Man....I know better then to get into this...... BUT the trunk depicts the front every time! Sure there are the one in a million trees that the trunk is equally as good from the other side. But when talking about killer bonsai the trunk is best from one angle. An angle that shows live wood and deadwood, movement and dynamics. You won't get this from all angles.I disagree, the concept of the front started with the Tokonoma, the display area in a Japanese Tea Room, in which a single side was displayed. This display led to many "rules" of display that we are just now starting to break away from as bonsai enters a new era. However, even in the Tokonoma, the direct on view where just the back rim of the pot is visible, was rarely, if ever observed.
So just when did this mythical perfect front concept come from? Photographs. Good old two dimensional photographs, the exact same thing that nourishes this myth today. This "photo front" mentality has trained us to swat down at shows to view a tree from that angle. Why? unless you are taking a picture, this view is awkward and trees are seldom displayed at this perfect height, more so because bonsai are different heights. Even if displayed at the perfect height, two people, one tall, the other short, standing shoulder to shoulder, will never see it.
Japonism has dictated how we display bonsai, hence we use drop cloths behind the trees and back them up against it or we use tokonomas in settings far removed from the tea house. Yet, this method of dip lay has dictated how we design bonsai, all geared toward one single view.
Bonsai is sculpture and should be displayed as sculpture is or at the very least, designed as sculpture, in three dimensions. In the round, not in bas relief.
So, in answer to your comment quoted above, no bonsai have not always had a single front and no, it certainly will not be that way forever.
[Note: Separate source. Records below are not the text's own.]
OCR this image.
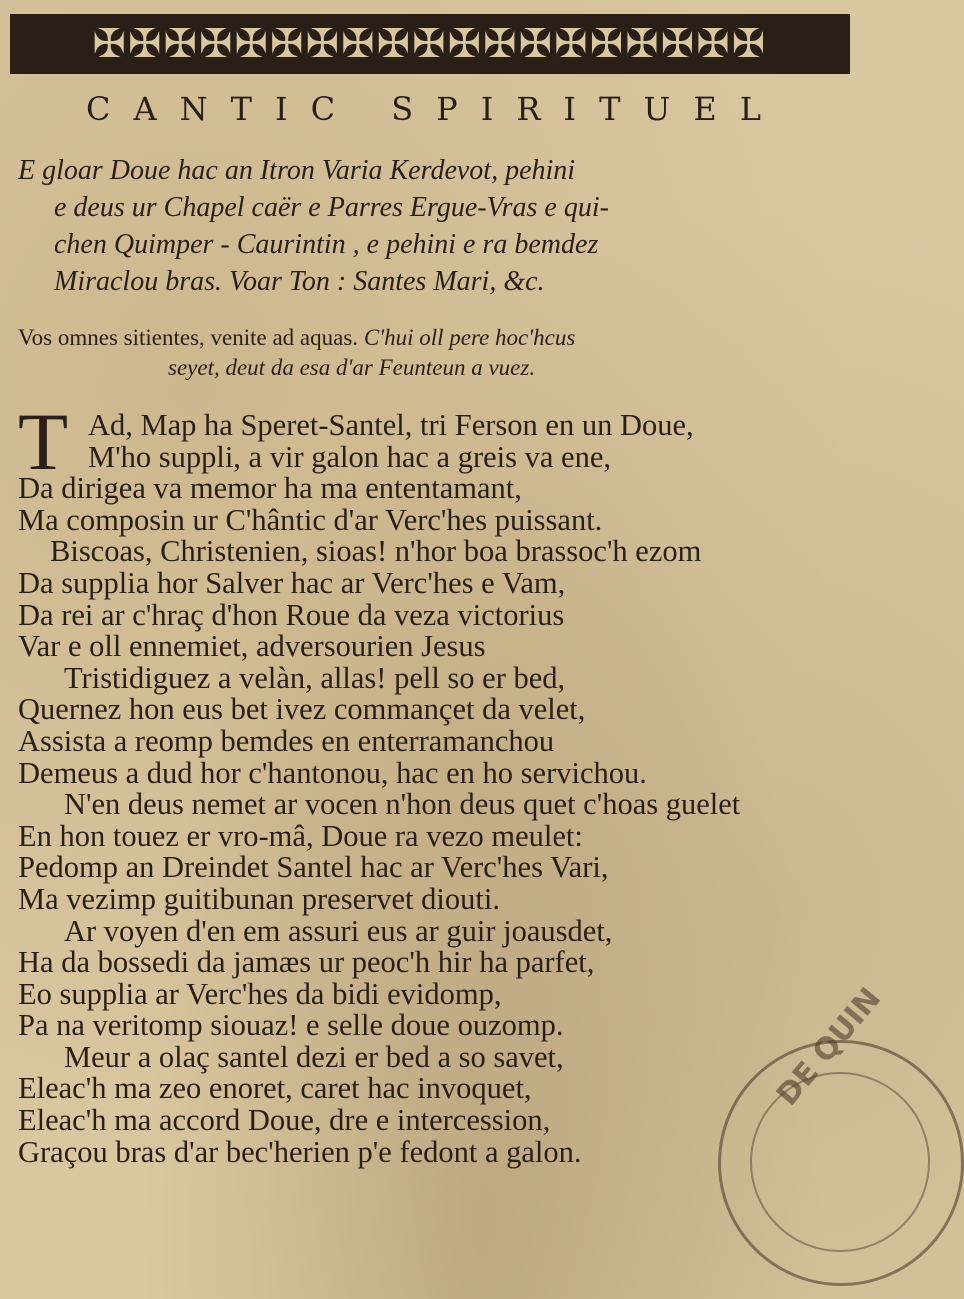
✠✠✠✠✠✠✠✠✠✠✠✠✠✠✠✠✠✠✠
CANTIC SPIRITUEL
E gloar Doue hac an Itron Varia Kerdevot, pehini
e deus ur Chapel caër e Parres Ergue-Vras e qui-
chen Quimper - Caurintin , e pehini e ra bemdez
Miraclou bras. Voar Ton : Santes Mari, &c.
Vos omnes sitientes, venite ad aquas. C'hui oll pere hoc'hcus
seyet, deut da esa d'ar Feunteun a vuez.
T Ad, Map ha Speret-Santel, tri Ferson en un Doue,
M'ho suppli, a vir galon hac a greis va ene,
Da dirigea va memor ha ma ententamant,
Ma composin ur C'hântic d'ar Verc'hes puissant.
Biscoas, Christenien, sioas! n'hor boa brassoc'h ezom
Da supplia hor Salver hac ar Verc'hes e Vam,
Da rei ar c'hraç d'hon Roue da veza victorius
Var e oll ennemiet, adversourien Jesus
Tristidiguez a velàn, allas! pell so er bed,
Quernez hon eus bet ivez commançet da velet,
Assista a reomp bemdes en enterramanchou
Demeus a dud hor c'hantonou, hac en ho servichou.
N'en deus nemet ar vocen n'hon deus quet c'hoas guelet
En hon touez er vro-mâ, Doue ra vezo meulet:
Pedomp an Dreindet Santel hac ar Verc'hes Vari,
Ma vezimp guitibunan preservet diouti.
Ar voyen d'en em assuri eus ar guir joausdet,
Ha da bossedi da jamæs ur peoc'h hir ha parfet,
Eo supplia ar Verc'hes da bidi evidomp,
Pa na veritomp siouaz! e selle doue ouzomp.
Meur a olaç santel dezi er bed a so savet,
Eleac'h ma zeo enoret, caret hac invoquet,
Eleac'h ma accord Doue, dre e intercession,
Graçou bras d'ar bec'herien p'e fedont a galon.
DE QUIN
Walter and a few others have displayed their bonsai in an Art gallery setting on pedestals where people could walk around them, enjoy the entirety of a tree. Bonsai displayed in such a fine art environment must be viable from all sides and all angles. The public will not and could care less about the artist's photo front. For example, google pictures of some of the great sculptures, like David. You will find many pictures from many differing angles and views.....all excellent. Sure you may have a preference, but it most likely will not be the same as mine, or theirs, but it really doesn't matter, show the art, let the viewers find it.
Will
Picture front? That is a nice term....every tree has a front that shows the best of the tree, that is why it is called a front and pictures are taken to show the best side of the tree. Either way, it goes back to the true front. Why do you think the old school Tokonames were set up the way they were? To show the best side of the tree. Most old tokonames were set in a room where the viewer knelt in front of the tree.
Comparing bonsai to sculpture is something that I just don't see, it is comparing apples to oranges. A sculpture is done when the artist is finished with it. It sits in its final location and never changes, aside from the patina.
A bonsai is always changing , isn't done when the artist is done and it never stops changing until it is dead. No other art can compare with that, not sculpture not painting, nothing. Bonsai is its own artform, trying to compare it to something else is crazy.
There is a front to every bonsai, this is a front that shows off the best features of the tree. Sure our goal is to get it to look good from all angles, but to say there is "no true front" in the absolute way that Will is saying is wrong. Even bonsai displayed in the 360 have a true front, an educated bonsai person would see this in the display. I don't care what someone who knows nothing about bonsai thinks about my trees, their opinion is useless...but someone like Walter, Peter Warren, Ryan Neil,Marco, etc...those are the opinions that hold water. Each of them will find the front.